Published
2010-04-27 18:56
It is said that optimizing too early is the root of all evil. However it is not so easy to say when is the right time.
Looking at CiviCRM performance there are a number of instances where even on medium sized installations search queries take a long time to execute.
One of the searches that caught my eye is the AJAX search at the top left in the menu bar.
Returning a maximum of ten entries from a medium sized database (~50k records) should take negligible time and on the CiviCRM test data this request was taking around 3 seconds (putting full load on server).
The culprit query from CRM/Contact/Page/AJAX.php is:
$query = "
SELECT DISTINCT(cc.id) as id, CONCAT_WS( ' :: ', {$select} ) as data
FROM civicrm_contact cc {$from}
{$aclFrom}
{$additionalFrom}
{$whereClause}
ORDER BY sort_name
LIMIT 0, {$limit}
";
First of all, MySQL does not have DISTINCT(field) statement that returns rows distinct only in value of a single field.
Still MySQL does not give errors on
SELECT DISTINCT(cc.id) as id, CONCAT_WS( ' :: ', {$select} ) as data
but silently interprets the above as
SELECT DISTINCT cc.id as id, CONCAT_WS( ' :: ', {$select} ) as data
which has a different meaning entirely (and can actually return non-distinct values in cc.id if the data is different).
So to achieve what the initial version aims for (in MySQL), the following syntax works
SELECT cc.id as id, CONCAT_WS( ' :: ', {$select} ) as data
FROM ...
GROUP BY cc.id
This will return distinct values in cc.id and, if there are multiple records per cc.id, random records from the rest of the columns (note: MySQL extends SQL standard in such a way that it is allowed to select columns that are neither aggregated nor listed in ORDER BY clause).
Another idea for improving the performance of the above query comes from the interactive nature of this function and the fact that ORDER BY really puts heavy load on the server.
In this scenario, While we are typing the start of the search term, first two or three letters, do we really care if the results are the first ten entries, strictly sorted, that satisfy the search criteria? Or is it enough for the user to see the full search drop-down to know that it is necessary to refine the search.
The general consensus was that the later was true, especially given the fact that the query written that way reduces the load on the server by several orders of magnitude (main query in the test environment went from 1.43 s to 0.02 s).
The final query now looks like this:
SELECT id, data
FROM (
SELECT cc.id as id, CONCAT_WS( ' :: ', {$select} ) as data, sort_name
FROM civicrm_contact cc {$from}
{$aclFrom}
{$additionalFrom}
{$whereClause}
LIMIT 0, {$limit}
) t
ORDER BY sort_name
and significantly (tangibly) improves the responsiveness of the AJAX search function.
Filed under
Comments
It isn't always obvious that there are more than the shown results that match. So perhaps the limit should be eleven instead of ten, and then show "more..." in place of the eleventh entry.

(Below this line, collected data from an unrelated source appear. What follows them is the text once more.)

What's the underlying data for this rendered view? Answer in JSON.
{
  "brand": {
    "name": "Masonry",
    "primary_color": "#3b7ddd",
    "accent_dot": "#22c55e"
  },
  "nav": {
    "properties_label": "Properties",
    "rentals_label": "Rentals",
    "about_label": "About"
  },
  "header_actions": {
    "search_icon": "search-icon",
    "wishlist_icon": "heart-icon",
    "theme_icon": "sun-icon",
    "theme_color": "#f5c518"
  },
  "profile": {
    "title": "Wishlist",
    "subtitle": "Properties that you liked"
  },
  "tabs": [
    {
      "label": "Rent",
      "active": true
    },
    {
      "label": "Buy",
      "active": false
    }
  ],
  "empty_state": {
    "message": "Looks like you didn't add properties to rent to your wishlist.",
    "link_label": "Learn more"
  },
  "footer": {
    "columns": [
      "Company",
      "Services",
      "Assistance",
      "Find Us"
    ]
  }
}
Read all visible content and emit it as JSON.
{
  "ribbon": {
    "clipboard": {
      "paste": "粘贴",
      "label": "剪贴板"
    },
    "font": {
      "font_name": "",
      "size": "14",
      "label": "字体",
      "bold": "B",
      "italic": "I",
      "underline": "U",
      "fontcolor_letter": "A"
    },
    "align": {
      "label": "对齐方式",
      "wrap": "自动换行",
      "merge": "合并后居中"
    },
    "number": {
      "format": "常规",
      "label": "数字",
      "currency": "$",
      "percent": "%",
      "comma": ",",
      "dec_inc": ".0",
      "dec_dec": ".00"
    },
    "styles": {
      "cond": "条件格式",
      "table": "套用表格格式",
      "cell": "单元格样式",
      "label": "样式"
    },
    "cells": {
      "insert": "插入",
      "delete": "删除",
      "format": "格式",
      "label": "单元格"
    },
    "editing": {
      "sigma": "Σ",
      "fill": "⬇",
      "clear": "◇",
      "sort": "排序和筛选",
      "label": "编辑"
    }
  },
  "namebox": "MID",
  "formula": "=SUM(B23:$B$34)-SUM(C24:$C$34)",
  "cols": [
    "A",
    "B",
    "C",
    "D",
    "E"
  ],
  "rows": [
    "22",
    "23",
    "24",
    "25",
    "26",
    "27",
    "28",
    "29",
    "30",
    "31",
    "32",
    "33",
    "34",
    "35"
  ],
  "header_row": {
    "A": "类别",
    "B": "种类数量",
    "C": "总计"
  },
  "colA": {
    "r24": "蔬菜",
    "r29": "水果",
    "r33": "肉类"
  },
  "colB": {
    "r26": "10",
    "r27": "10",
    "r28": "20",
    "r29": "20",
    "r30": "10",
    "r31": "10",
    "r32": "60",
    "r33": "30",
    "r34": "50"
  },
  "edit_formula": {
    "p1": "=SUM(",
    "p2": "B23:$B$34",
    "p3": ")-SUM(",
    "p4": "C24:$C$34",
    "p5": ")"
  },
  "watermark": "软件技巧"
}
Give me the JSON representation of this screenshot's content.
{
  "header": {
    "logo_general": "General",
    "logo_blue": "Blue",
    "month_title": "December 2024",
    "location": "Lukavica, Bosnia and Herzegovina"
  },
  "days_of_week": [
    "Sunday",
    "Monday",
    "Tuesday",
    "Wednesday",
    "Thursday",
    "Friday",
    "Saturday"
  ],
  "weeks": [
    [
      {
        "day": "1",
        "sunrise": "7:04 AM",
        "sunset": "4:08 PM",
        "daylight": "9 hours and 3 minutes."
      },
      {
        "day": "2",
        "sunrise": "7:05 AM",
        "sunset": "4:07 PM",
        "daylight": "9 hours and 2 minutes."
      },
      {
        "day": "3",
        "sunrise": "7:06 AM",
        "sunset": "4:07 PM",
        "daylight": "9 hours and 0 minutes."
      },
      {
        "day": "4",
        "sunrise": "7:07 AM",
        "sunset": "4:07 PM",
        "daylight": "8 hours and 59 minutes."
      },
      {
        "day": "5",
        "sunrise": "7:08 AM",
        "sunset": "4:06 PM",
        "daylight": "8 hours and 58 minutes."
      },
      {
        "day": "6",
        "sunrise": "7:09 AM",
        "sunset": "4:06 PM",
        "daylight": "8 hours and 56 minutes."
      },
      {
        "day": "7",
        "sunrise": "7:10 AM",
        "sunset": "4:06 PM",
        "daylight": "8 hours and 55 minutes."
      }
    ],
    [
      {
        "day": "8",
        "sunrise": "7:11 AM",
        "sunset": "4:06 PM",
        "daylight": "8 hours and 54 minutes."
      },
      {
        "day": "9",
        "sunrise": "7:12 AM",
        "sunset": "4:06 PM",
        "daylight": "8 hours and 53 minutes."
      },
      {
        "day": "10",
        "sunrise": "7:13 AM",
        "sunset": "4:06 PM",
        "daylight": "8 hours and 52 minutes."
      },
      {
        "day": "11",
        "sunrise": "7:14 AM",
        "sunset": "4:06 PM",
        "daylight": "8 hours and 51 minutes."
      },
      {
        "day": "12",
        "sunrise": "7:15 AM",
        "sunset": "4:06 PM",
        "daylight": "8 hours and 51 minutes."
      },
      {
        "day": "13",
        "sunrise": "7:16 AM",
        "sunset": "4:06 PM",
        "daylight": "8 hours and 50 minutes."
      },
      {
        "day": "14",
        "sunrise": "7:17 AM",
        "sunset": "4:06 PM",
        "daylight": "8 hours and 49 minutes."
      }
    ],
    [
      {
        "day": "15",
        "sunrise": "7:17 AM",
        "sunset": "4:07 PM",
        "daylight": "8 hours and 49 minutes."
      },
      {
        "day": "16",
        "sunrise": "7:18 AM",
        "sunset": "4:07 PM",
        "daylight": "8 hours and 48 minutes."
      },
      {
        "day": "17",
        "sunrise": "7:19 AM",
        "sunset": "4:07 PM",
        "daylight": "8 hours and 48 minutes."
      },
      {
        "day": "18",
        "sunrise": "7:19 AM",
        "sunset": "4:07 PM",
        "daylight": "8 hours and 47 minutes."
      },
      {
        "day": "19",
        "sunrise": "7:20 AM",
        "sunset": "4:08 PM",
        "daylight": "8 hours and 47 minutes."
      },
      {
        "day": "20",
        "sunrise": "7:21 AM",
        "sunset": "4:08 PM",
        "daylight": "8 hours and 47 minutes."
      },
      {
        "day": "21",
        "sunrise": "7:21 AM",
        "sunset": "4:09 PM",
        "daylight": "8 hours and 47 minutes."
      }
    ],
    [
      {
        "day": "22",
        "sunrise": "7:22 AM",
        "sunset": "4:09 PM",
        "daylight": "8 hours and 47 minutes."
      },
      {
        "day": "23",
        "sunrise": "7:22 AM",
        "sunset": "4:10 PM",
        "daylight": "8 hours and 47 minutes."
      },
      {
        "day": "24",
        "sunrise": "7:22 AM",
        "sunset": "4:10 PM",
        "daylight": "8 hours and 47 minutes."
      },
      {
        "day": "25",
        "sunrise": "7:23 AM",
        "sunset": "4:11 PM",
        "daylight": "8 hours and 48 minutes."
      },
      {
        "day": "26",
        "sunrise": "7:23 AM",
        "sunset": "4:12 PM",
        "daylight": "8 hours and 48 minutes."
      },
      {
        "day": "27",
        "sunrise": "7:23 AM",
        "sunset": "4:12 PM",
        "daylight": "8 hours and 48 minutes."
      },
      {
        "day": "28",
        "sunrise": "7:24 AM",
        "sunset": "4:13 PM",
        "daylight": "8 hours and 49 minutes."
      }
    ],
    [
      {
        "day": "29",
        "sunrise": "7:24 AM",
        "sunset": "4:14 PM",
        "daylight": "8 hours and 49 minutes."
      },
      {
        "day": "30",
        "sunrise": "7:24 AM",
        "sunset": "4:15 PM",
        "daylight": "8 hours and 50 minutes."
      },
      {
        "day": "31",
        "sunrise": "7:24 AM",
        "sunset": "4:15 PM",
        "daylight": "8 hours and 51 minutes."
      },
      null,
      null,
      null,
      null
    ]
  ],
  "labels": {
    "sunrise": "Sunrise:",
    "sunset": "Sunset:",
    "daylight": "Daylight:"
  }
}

I know what you mean. Still, this is an AJAX drop-down. The general agreement was that people would rather refine (type more chars or retype search term) than conclude that a contact does not exists by carefully scrolling through the drop-down list. Do you feel show "more..." is a must?
Hi,
We went a bit further and now we are trying a different approach:
- we search on query% instead of %query%
- we do 3 searches, on sort_name=query%, first_name=query% and email=query%
- and concatenate the results sort, first, emails
Works quite better, for instance, searching "ma" will find
Macadam ltd info@macadam.com (org name)
Malarme, John (last name)
Dupond, Maurice mdupond@froggy.com (first name)
Mitch Alan malan@yahoo.com (email)
but will leave out all the xxx@gmail.com, cause the "ma" is in the middle
X+
P.S. Actually, it would have leaved it out anyway, because it wasn't searching on the email, but get my point
$config->includeWildCardInName
if that is true we should search for %query% else we can search for query%
we did something similar to the above in a previous release (1.x) and most folks did not like it.
lobo
Hi,
They didn't like it because you only searched on the sort_name, hence you couldn't find a contact from his first name only for instance.
(I'm talking about the autocomplete, not the search in general).